The Stonewall riots of 1969 marked the climax of Chiron’s extraordinary transit in Aries. The fiery planet pushed Chiron to take a stand and fight back. In true Aries form, standing up to the bullies (the police) and not allowing oneself and one’s loved ones to be terrorized came to the fore, as groups of patrons of the Stonewall Inn and the Village community came together to stand up to the police. The riots began when patrons refused to submit to orders to identify their gender during a planned police raid of the inn, and escalated over a number of days as groups from around the city showed their support for the gay community. As poet Allen Ginsberg stated after visiting the Stonewall once it reopened, “Gay power! Isn’t that great!… It’s about time we did something to assert ourselves.” Shortly after the uprising, the first LGBT Pride Parade was held in NYC in 1970 and the GLBT Round Table was formed in the United States. The fight continued on as November 1970 brought the first gay rights protest in England, occuring after the arrest of several activists. Armed with righteous rage, Chiron fights on.

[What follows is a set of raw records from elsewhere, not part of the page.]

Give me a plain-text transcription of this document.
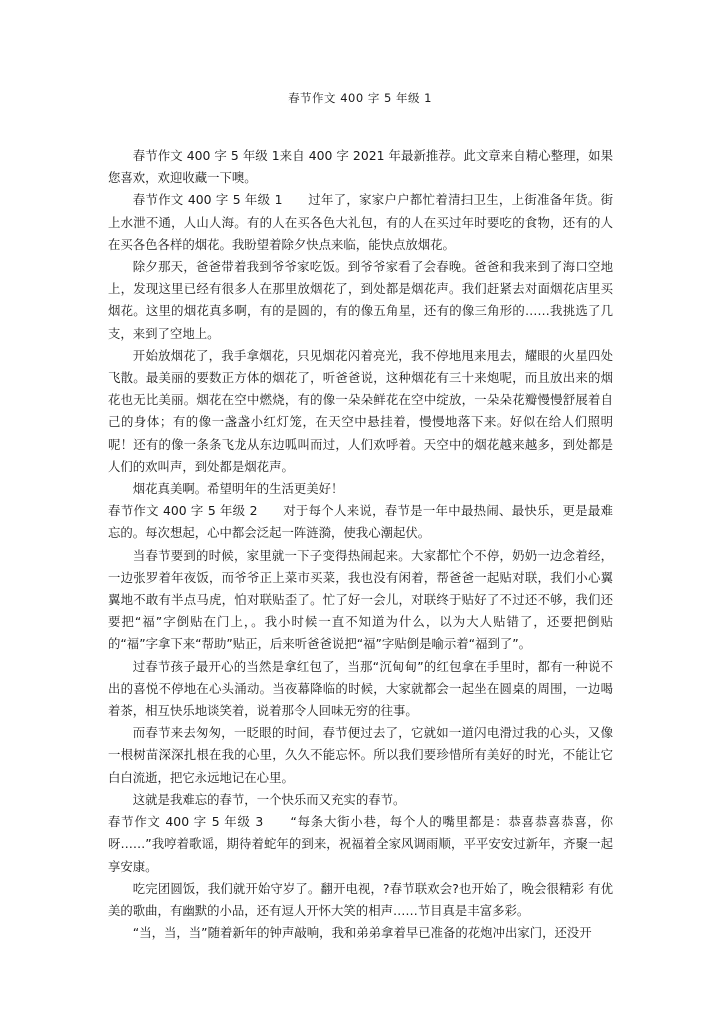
春节作文 400 字 5 年级 1

春节作文 400 字 5 年级 1来自 400 字 2021 年最新推荐。此文章来自精心整理，如果您喜欢，欢迎收藏一下噢。

春节作文 400 字 5 年级 1　　过年了，家家户户都忙着清扫卫生，上街准备年货。街上水泄不通，人山人海。有的人在买各色大礼包，有的人在买过年时要吃的食物，还有的人在买各色各样的烟花。我盼望着除夕快点来临，能快点放烟花。

除夕那天，爸爸带着我到爷爷家吃饭。到爷爷家看了会春晚。爸爸和我来到了海口空地上，发现这里已经有很多人在那里放烟花了，到处都是烟花声。我们赶紧去对面烟花店里买烟花。这里的烟花真多啊，有的是圆的，有的像五角星，还有的像三角形的……我挑选了几支，来到了空地上。

开始放烟花了，我手拿烟花，只见烟花闪着亮光，我不停地甩来甩去，耀眼的火星四处飞散。最美丽的要数正方体的烟花了，听爸爸说，这种烟花有三十来炮呢，而且放出来的烟花也无比美丽。烟花在空中燃烧，有的像一朵朵鲜花在空中绽放，一朵朵花瓣慢慢舒展着自己的身体；有的像一盏盏小红灯笼，在天空中悬挂着，慢慢地落下来。好似在给人们照明呢！还有的像一条条飞龙从东边呱叫而过，人们欢呼着。天空中的烟花越来越多，到处都是人们的欢叫声，到处都是烟花声。

烟花真美啊。希望明年的生活更美好！

春节作文 400 字 5 年级 2　　对于每个人来说，春节是一年中最热闹、最快乐，更是最难忘的。每次想起，心中都会泛起一阵涟漪，使我心潮起伏。

当春节要到的时候，家里就一下子变得热闹起来。大家都忙个不停，奶奶一边念着经，一边张罗着年夜饭，而爷爷正上菜市买菜，我也没有闲着，帮爸爸一起贴对联，我们小心翼翼地不敢有半点马虎，怕对联贴歪了。忙了好一会儿，对联终于贴好了不过还不够，我们还要把“福”字倒贴在门上，。我小时候一直不知道为什么，以为大人贴错了，还要把倒贴的“福”字拿下来“帮助”贴正，后来听爸爸说把“福”字贴倒是喻示着“福到了”。

过春节孩子最开心的当然是拿红包了，当那“沉甸甸”的红包拿在手里时，都有一种说不出的喜悦不停地在心头涌动。当夜幕降临的时候，大家就都会一起坐在圆桌的周围，一边喝着茶，相互快乐地谈笑着，说着那令人回味无穷的往事。

而春节来去匆匆，一眨眼的时间，春节便过去了，它就如一道闪电滑过我的心头，又像一根树苗深深扎根在我的心里，久久不能忘怀。所以我们要珍惜所有美好的时光，不能让它白白流逝，把它永远地记在心里。

这就是我难忘的春节，一个快乐而又充实的春节。

春节作文 400 字 5 年级 3　　“每条大街小巷，每个人的嘴里都是：恭喜恭喜恭喜，你呀……”我哼着歌谣，期待着蛇年的到来，祝福着全家风调雨顺，平平安安过新年，齐聚一起享安康。

吃完团圆饭，我们就开始守岁了。翻开电视，?春节联欢会?也开始了，晚会很精彩 有优美的歌曲，有幽默的小品，还有逗人开怀大笑的相声……节目真是丰富多彩。

“当，当，当”随着新年的钟声敲响，我和弟弟拿着早已准备的花炮冲出家门，还没开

The days of disco in the 1970s brought much change as Chiron used his power to heal others by unifying people together to address circumstances. Hawaii listened carefully to the cries of Chiron, becoming the first state to legalize homosexuality in 1972. The same year, Sweden took a stand pushing legislation for transgender people to legally change their sex. Chiron in warrior Aries went on to help win the fight in Michigan for protection in East Lansing and Ann Arbor. PFLAG (Parents & Friends of Lesbians and Gays) was established by Jeanne Mannaford in 1973 to help support gay youth, an example of Chiron in Aries helping to heal the childhood wound. 

Mid-transit, Chiron proved to be a force to be reckoned with, as homosexuality was no longer classfiied as a mental illness. Kathy Kozachenko becomes the first openly gay politician to be elected to office in 1974, and Harvey Milk rose to power in the mi-1970s. Chiron has opened the world’s eyes to the truth; people are using their voices and openly fighting and protesting. Chiron is not taking crap and tempestuously fighting for transformation. Free to be, you and me. Chiron in Aries brings advocates and advocacy to causes. People take the lead. 

Over the next nine years, there will hopefully be further breakthroughs in the LGBTQ community. Changes need to be made around healthcare initiatives, education, transgender rights, and youth issues. Together, we can join forces, using our personal voices through social media and fight for change. We have the tools now—let’s raise our voices!